Polymers (colloquially referred to as "synthetics" or "plastics") have become an integral part of our daily lives. They can be used to produce a wide variety of shapes and objects. For example, polymers are used for clothing (nylon, polyester), plastic bottles (PET), plastic cups (PP, PE, PS), CDs and DVDs (polycarbonates), glass substitutes (Plexiglas, polycarbonates) and even car fittings and mattresses (polyurethanes). These materials are also found in paints, varnishes, adhesives, detergents, cosmetics, etc. It is therefore almost impossible to experience everyday life "polymer-free" nowadays.
In addition to these generally known applications, the materials are also suitable for special applications: Polymer-based solar cells, light-emitting diodes or batteries, pharmaceuticals, etc. In many cases, the material properties can be improved if addressable/switchable polymers are used. Such materials are the focus of current research at the ZAF.
We present three special applications at various points in the ZAF: Polymers for controlled drug delivery in the body, self-healing polymers and shape memory polymers.
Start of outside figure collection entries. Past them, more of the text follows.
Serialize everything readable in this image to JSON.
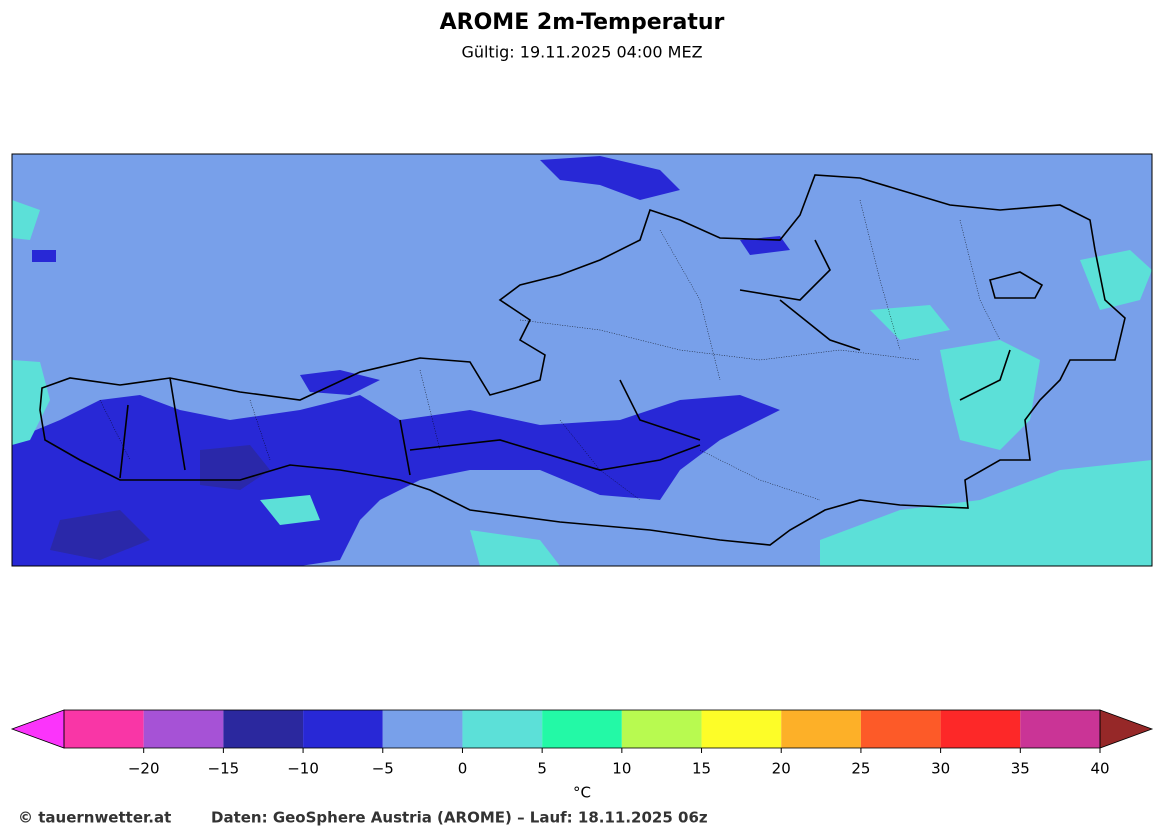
{
  "title": "AROME 2m-Temperatur",
  "subtitle": "Gültig: 19.11.2025 04:00 MEZ",
  "colorbar": {
    "label": "°C",
    "xlim": [
      -25,
      40
    ],
    "levels": [
      -25,
      -20,
      -15,
      -10,
      -5,
      0,
      5,
      10,
      15,
      20,
      25,
      30,
      35,
      40
    ],
    "colors": [
      "#f936a6",
      "#a652d6",
      "#2b289e",
      "#2828d6",
      "#78a0ea",
      "#5ce0d8",
      "#23f9a6",
      "#b8fa50",
      "#fdfd28",
      "#fdb028",
      "#fd5a28",
      "#fd2828",
      "#ca3496"
    ],
    "under_color": "#fb34fb",
    "over_color": "#962828",
    "xticks": [
      {
        "value": -20,
        "label": "−20"
      },
      {
        "value": -15,
        "label": "−15"
      },
      {
        "value": -10,
        "label": "−10"
      },
      {
        "value": -5,
        "label": "−5"
      },
      0,
      5,
      10,
      15,
      20,
      25,
      30,
      35,
      40
    ]
  },
  "footer": {
    "credit": "© tauernwetter.at",
    "source": "Daten: GeoSphere Austria (AROME) – Lauf: 18.11.2025 06z"
  }
}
In the case of self-healing polymers, damage (scratches or cracks) can be repaired by heat treatment. In the case of shape memory polymers, the original, "stored" shape can be regenerated accordingly. These properties result in a wide range of possible applications for everyday life.
In the modern research laboratories, we show, among other things, synthesis robots for the high-throughput synthesis of functional materials. We also present important techniques for processing polymers into desired shapes (e.g. 3D printing). In addition, the various possibilities for the investigation and characterization of polymer molecules are shown (chromatography, mass spectrometry, microscopy, etc.). Artificial intelligence (AI) is also playing an increasingly important role in polymer chemistry. We will present how digitalization and automation can be used in this context.
In the cell biology laboratory, newly developed polymer-based substances are examined for their biomedical applicability. With the help of various cell biological analysis methods, for example, research is carried out into how nanoparticles are taken up by cells, how active substances enclosed in them are released and how they then act in the cells. The aim is to develop new treatment strategies to combat diseases. These laboratories are also presented by the staff during guided tours.